Nevada Museum of Art opens Lake Tahoe exhibit in Reno
RENO, Nev. — The first major historical art survey of Lake Tahoe and the Sierra’s infamous Donner Pass takes an ambitious trip through two centuries, highlighting the roles of Native Americans and railroad barons and the tourists and scientists trying to halt the loss of clarity in the azure waters.
“Tahoe: A Visual History” opened Saturday at the Nevada Museum of Art, featuring more than 400 objects by 175 painters, photographers, architects, basket weavers and sculptors. Arranged chronologically for the most part, it combines culturally and historically significant creations with contemporary works.
“It’s a visual encyclopedia of the lake,” said William Fox, director of the Reno museum’s Center for Art + Environment.
The project’s been in the works for five years, said Ann M. Wolfe, the museum’s senior curator/deputy director.
“America’s most iconic landscapes, places like Yosemite, Niagara Falls, and Yellowstone, have been studied by art historians and scholars extensively, but as far as art history goes, this Tahoe-Donner region has been unrecognized,” Wolfe said.
“So much art has been made about this great historical narrative of the Sierra being this boundary to American progress in the 19th century — the trials of the Donner Party followed by the success of the Transcontinental Railroad as a symbol of progress,” she said. “But it’s never really been brought together.”
For the first time, all 15,000-square feet of the museum’s gallery space will be devoted to a single theme.
“To do it justice, it had to be the whole museum,” said Amanda Horn, communications director.
Through Jan. 10, the exhibit will showcase the works of Ansel Adams, Albert Bierstadt and Frank Lloyd Wright.
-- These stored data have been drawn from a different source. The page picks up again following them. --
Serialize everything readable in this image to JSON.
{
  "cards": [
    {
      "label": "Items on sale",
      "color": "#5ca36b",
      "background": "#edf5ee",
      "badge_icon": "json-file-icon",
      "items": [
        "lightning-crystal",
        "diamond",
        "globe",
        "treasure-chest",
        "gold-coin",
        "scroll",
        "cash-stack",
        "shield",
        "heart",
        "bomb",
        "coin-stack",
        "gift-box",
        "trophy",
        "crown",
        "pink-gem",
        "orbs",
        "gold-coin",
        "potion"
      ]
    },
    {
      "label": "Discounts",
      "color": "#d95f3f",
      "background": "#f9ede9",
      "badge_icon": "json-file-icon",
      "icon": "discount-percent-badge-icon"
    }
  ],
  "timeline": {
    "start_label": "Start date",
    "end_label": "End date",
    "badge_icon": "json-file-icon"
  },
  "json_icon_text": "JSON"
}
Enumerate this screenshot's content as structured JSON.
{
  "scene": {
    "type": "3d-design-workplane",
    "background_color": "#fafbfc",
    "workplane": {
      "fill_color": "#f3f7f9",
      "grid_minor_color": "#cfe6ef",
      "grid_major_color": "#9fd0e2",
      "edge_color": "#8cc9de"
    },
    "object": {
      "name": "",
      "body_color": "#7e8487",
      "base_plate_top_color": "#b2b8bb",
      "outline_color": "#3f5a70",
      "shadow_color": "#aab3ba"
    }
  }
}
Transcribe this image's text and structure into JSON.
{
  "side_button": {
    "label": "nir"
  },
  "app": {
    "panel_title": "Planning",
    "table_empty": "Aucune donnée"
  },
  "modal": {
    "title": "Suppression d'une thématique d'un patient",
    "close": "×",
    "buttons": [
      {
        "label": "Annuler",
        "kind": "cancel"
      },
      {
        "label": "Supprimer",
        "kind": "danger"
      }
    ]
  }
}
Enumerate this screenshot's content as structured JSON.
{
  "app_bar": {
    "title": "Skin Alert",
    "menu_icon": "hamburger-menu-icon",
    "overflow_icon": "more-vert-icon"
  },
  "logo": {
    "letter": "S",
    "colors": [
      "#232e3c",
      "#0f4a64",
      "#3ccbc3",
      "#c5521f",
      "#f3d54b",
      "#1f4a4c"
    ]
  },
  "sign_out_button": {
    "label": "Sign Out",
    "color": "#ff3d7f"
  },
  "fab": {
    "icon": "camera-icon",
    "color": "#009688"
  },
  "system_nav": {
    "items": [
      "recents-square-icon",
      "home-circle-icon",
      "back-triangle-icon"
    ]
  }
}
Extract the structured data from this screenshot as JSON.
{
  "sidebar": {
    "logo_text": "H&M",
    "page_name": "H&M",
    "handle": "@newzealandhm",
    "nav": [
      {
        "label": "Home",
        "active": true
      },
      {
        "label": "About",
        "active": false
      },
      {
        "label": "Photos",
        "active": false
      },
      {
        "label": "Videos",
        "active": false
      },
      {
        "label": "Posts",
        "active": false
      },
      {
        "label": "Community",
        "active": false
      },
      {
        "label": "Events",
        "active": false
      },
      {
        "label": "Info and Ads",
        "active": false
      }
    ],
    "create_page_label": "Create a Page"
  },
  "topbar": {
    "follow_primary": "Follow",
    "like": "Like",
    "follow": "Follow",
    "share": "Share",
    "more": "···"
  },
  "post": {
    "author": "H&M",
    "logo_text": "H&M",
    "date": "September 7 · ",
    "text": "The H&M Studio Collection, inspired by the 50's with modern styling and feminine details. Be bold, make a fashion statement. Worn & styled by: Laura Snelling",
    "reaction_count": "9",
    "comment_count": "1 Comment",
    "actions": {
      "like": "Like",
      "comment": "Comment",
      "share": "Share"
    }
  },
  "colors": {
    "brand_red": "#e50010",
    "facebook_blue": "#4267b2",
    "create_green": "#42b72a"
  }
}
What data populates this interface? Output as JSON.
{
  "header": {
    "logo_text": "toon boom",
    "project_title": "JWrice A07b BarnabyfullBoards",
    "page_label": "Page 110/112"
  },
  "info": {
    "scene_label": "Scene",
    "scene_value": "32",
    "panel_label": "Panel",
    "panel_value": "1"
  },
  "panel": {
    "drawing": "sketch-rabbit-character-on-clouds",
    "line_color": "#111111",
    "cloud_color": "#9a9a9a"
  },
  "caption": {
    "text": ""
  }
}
But it begins with the largest collection of Washoe Indian baskets ever displayed in one place, many by Louisa Keyser, known as “Datsolalee.”
Next, visitors follow maps and journals of western explorers, including John C. Fremont and John Muir. The path tracks the arrival of the Transcontinental Railroad in the 1860s and the ensuing logging and mining boom, the shift from timber to tourism and the rise of the resorts in the early 20th century before environmentalism emerged and scientists began to study Tahoe’s ecosystem.
A centerpiece is the 19th century paintings of Bierstadt, Edwin Deakin, Maynard Dixon and Lorenzo Latimer, much of it commissioned by rail barons. The section also touches on Chinese laborers, many who died while laying the rails.
The most treacherous stretch was just north of Tahoe at Donner Pass, which gets its name from a disastrous journey that left settlers stranded, resulted in dozens of death and prompted some to resort to cannibalism in the winter of 1846-47. It’s about 40 miles from Reno.
The exhibit references ideas that never materialized at Tahoe, including a plan to build a bridge in the 1960s across Emerald Bay and a resort designed by Wright in 1923. A 4×4 model of Wright’s “Summer Colony” is displayed.
The exhibit closes with works by sculptor Maya Lin, including pins arranged on the wall in an outline of the lake and its tributaries and glass bubbles on the floor. The size of each varies based on precipitation received that year. Each contains clear or cloudy water based on the clarity measured that year.
The region’s art has been neglected, Fox said, because Tahoe was developed largely as a “private playground” with estates built on the riches of mining and timber.
“The lake was caught up in this very powerful resource extraction,” Fox said. “It was privatized very early on. It never had a chance to become a national park, which normally is what you do with a scenic climax, like the Grand Canyon or Mount Rainier. You memorialize it.”
With all the beautiful imagery, Wolfe concedes some might critique the show as being “boosterish.”
“But there’s also some critical chapters in our history we are addressing,” she said, including the “history of Chinese railroad labor that has all but been forgotten.”